For twenty years, Mr. Thirlwell has specialized in combining raw, bloody-fisted brutality with gentlemanly sophistication, a little like the nattily-attired gangsters in Guy Ritchie's movies. He's made a habit of dishing up some of the heaviest industrial beats in the business -- and then using them as backing for spectacular big band numbers and noir jazz blowouts. It's an odd juxtaposition, to say the least, as Thirlwell's musical mastery is pressed into the service of swaggering, old-school sexual predators and broken-bottle-wielding back-alley brawlers in vomit-stained dress-shirts (songs like these must have played in the head of Russell Crowe's LA Confidential character). Whether he's recording as Wiseblood, Steroid Maximus or one of the many Foetus variations, Thirlwell knows how to deliver the goods.
Flow, like most Foetus albums, begins with a one-two punch. "Quick Fix" bludgeons you with guitars, drums and Thirlwell's sneering vocals. It's an unyielding display of musical brutality, thrown into sharp relief by "Cirrhosis of the Heart", which borrows its familiar melody and loungy mood from "Mas Que Nada". As stylistic juxtapositions go, it's almost ludicrous, but Thirlwell knows well how to sustain mood and identity through such extreme stylistic shifts.
"Mandelay", clocking in at a punishing eight minutes, should be required listening for all Nine Inch Nails fans who believe that Trent Reznor invented his strangulated vocal style. A mournful, Eastern European-style dirge melody hides among the clanging and banging, adding some substance and emotional resonance to the rhythmic aggression. Even more enjoyable is "Grace of God", which takes a dark, Barry Adamson-esque jazz tune and turns it into a massive, show-stopping production number. It's easy to imagine Thirlwell executing some fancy footwork among the blaring horns and crashing cymbals; indeed, tracks like "Grace of God" make me wish he'd write a musical some day.
For further riches, see the nervous pursuit anthem "Suspect", pairing JG's growl with edgy hand-drum action and syncopated orchestral stabs. "Someone Who Cares" has a little of everything: the lyrics are a string of catch phrases, the music a curious melange of horns, sitar, guitar and heavy keyboard chords. "Heuldoch 7B" adds profane lyrics to a sixties-style spy theme, its jazzy rhythm eventually swelling to rival the floor-show grandeur of "Grace of God", and "Kreibabe" offers an apocalyptic conclusion for those who can endure its epic length.

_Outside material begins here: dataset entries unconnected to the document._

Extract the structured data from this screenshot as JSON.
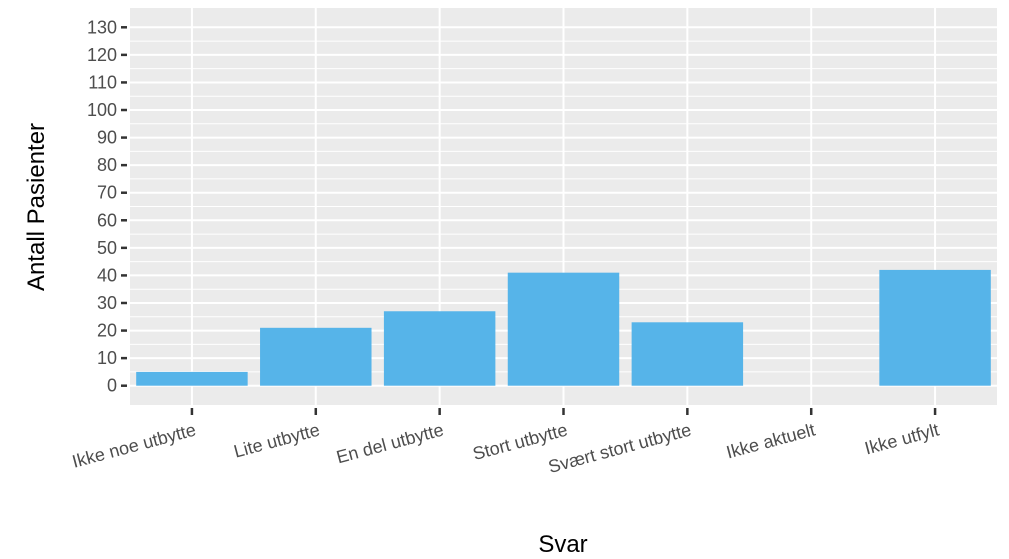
{
  "chart_data": {
    "type": "bar",
    "xlabel": "Svar",
    "ylabel": "Antall Pasienter",
    "categories": [
      "Ikke noe utbytte",
      "Lite utbytte",
      "En del utbytte",
      "Stort utbytte",
      "Svært stort utbytte",
      "Ikke aktuelt",
      "Ikke utfylt"
    ],
    "values": [
      5,
      21,
      27,
      41,
      23,
      0,
      42
    ],
    "ylim": [
      -7,
      137
    ],
    "yticks": [
      0,
      10,
      20,
      30,
      40,
      50,
      60,
      70,
      80,
      90,
      100,
      110,
      120,
      130
    ],
    "grid": true,
    "bar_color": "#56B4E9",
    "panel_background": "#EBEBEB",
    "grid_color": "#FFFFFF"
  }
}
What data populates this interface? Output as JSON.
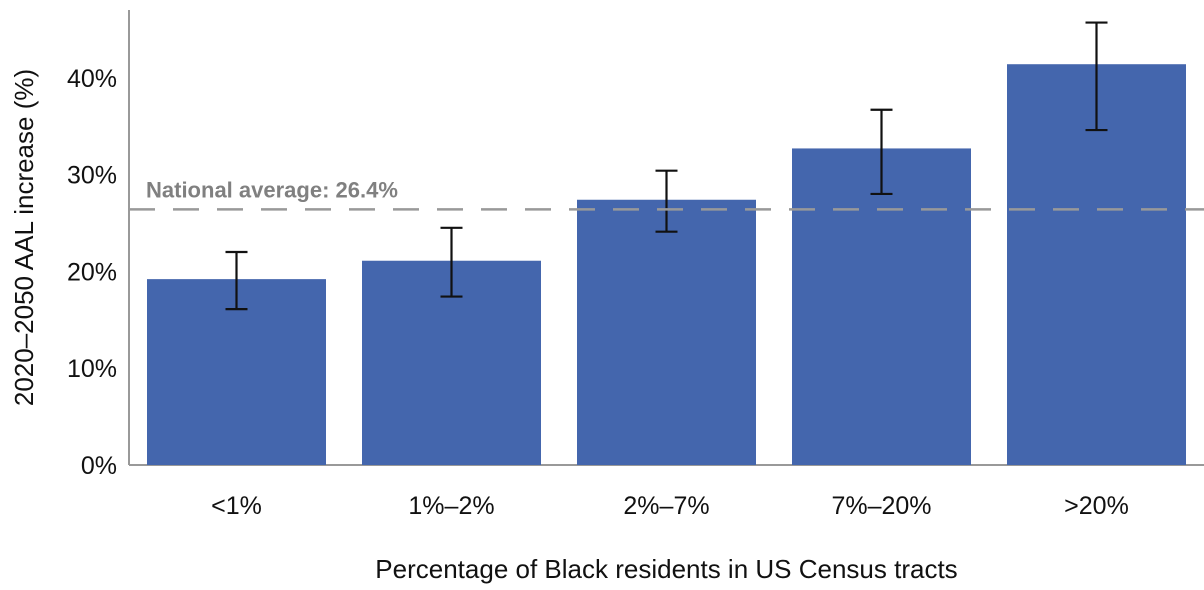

The downside here will be fairly obvious to anyone familiar with Thirlwell's previous output. While Flow's integration of big band jazz and other "external" musical styles is some of Thirlwell's most accomplished work to date -- creditable not only to better technology, but to the growth of his already respectable skills as a conventional composer -- its thematic elements remain the same. Sex, aggression, nihilism and slang terms for female anatomy abound, as they always have. A Foetus track is less a "song" than a manifesto, and the archetypal character behind the manifesto hasn't grown with Thirlwell; it remains exactly the same, album after album. If you own other Foetus records, you don't really need to own Flow...but you won't be disappointed, either. If you grew up thinking of Nine Inch Nails as the epitomy of hard stuff, get your ass to the record store pronto.
In this era of thug culture, Thirlwell's hard-ass character stands out; despite his gutter leanings, he's an old-fashioned guy, more honorable and respectable than the Slim Shadys and Fred Dursts of the world. He might not be a match for them when it comes to TRL screen time, but I'll confidently put fifty bucks on him in any barroom throw-down.